Endo patients routinely end up in the ER for no good reason. This can be changed.

My first lung surgery never should have been executed by a team of people who ignored the significance of a “spontaneous lung collapse” recurring alongside my painful period. This awful, traumatic surgery was for nothing. Less than one year later I was having the same lung surgery a second time, but this time executed by diaphragmatic Endometriosis specialists. The first thoracic surgeon was treating me as a non-Endo patient, and it did more harm than good.

Endometriosis must be treated by specialists. But first, it must be diagnosed, so a patient has a chance to be given the right specialized treatment.

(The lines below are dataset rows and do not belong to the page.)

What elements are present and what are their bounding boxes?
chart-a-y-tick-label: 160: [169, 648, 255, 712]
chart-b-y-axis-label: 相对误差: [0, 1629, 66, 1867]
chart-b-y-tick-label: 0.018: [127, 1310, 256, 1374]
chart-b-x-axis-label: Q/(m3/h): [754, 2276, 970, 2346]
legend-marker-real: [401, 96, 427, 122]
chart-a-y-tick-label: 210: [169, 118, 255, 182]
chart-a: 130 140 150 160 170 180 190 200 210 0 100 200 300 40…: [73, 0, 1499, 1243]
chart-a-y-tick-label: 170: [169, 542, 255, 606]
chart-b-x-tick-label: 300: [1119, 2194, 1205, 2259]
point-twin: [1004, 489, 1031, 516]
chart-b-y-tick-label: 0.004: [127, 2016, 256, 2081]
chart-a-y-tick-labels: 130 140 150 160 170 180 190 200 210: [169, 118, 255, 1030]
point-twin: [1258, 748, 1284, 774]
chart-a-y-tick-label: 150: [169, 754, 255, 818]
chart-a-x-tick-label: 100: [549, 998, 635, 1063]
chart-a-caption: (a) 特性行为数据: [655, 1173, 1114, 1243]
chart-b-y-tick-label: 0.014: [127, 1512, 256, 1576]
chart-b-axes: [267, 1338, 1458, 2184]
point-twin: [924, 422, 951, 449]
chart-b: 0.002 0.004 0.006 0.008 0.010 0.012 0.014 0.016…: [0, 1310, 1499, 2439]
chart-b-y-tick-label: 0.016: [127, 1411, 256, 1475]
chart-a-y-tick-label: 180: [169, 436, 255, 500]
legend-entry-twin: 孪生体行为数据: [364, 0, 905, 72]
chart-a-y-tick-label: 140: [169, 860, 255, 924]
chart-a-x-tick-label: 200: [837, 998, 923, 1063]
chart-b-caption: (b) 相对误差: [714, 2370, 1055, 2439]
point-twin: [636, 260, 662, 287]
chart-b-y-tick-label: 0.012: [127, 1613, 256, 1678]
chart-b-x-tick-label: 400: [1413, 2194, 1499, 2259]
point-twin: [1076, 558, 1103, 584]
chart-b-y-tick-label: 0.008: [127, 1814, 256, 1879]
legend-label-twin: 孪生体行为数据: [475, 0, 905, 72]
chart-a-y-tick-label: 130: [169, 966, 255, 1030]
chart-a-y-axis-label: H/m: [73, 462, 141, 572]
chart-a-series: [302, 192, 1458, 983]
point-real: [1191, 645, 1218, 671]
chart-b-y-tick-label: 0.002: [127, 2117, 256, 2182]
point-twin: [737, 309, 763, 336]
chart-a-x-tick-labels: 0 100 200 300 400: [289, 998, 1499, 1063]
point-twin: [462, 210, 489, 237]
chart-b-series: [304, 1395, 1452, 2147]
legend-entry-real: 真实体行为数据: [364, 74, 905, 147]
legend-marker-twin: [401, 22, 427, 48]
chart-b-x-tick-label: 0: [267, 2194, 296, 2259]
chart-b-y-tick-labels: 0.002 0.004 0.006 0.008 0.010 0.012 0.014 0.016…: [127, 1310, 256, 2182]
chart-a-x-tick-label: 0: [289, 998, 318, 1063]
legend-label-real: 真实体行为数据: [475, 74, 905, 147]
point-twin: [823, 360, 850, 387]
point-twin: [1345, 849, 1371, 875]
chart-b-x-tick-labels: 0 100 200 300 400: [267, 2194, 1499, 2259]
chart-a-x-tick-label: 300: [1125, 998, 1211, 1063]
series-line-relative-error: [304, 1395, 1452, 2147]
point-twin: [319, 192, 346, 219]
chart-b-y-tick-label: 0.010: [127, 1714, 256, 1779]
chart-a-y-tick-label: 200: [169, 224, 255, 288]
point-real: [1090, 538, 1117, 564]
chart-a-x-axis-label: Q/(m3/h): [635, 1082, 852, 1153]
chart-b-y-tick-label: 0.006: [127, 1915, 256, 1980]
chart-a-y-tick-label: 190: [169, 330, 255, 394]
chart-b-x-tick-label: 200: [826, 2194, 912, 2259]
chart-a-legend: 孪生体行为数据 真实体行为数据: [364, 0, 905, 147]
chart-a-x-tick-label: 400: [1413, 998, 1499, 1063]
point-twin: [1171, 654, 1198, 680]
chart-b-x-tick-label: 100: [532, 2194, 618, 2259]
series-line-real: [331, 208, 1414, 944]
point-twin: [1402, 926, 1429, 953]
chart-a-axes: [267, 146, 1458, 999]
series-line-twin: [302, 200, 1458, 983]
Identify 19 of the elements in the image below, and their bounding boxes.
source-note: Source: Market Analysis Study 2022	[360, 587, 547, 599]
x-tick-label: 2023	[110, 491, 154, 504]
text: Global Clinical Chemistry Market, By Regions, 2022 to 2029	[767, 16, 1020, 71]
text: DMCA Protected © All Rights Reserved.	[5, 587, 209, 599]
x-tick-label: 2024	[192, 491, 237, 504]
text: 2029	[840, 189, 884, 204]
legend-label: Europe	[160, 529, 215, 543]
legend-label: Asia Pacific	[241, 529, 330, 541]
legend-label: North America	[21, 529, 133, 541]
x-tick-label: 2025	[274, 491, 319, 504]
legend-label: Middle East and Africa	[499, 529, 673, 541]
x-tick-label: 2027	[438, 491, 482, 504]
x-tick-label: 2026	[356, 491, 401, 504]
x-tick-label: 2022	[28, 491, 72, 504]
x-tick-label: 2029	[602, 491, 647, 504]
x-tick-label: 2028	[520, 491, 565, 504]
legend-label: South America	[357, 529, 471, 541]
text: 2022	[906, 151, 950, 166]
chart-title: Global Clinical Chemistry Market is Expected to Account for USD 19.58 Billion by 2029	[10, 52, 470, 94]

I regret not taking more time to research my recurring spontaneous collapsed lung before allowing a thoracic surgeon do an emergency VATS over Christmas 2019. I trusted the medical experts around me too easily and was grateful because I thought they were saving my life.

I also regret that I didn’t act on my knowledge that Endo is genetic and runs in my family. I listened to people who told me to wait to have kids. I believed the research on Endo had already been done and I wouldn’t have to learn the hard way.

In time I trust that I will value these hard lessons and maybe my anger and sadness will ease. I do love the life I have lived, disappointments and all.

But let’s not pretend we live in a world that values Women’s Health. We do not. Not yet.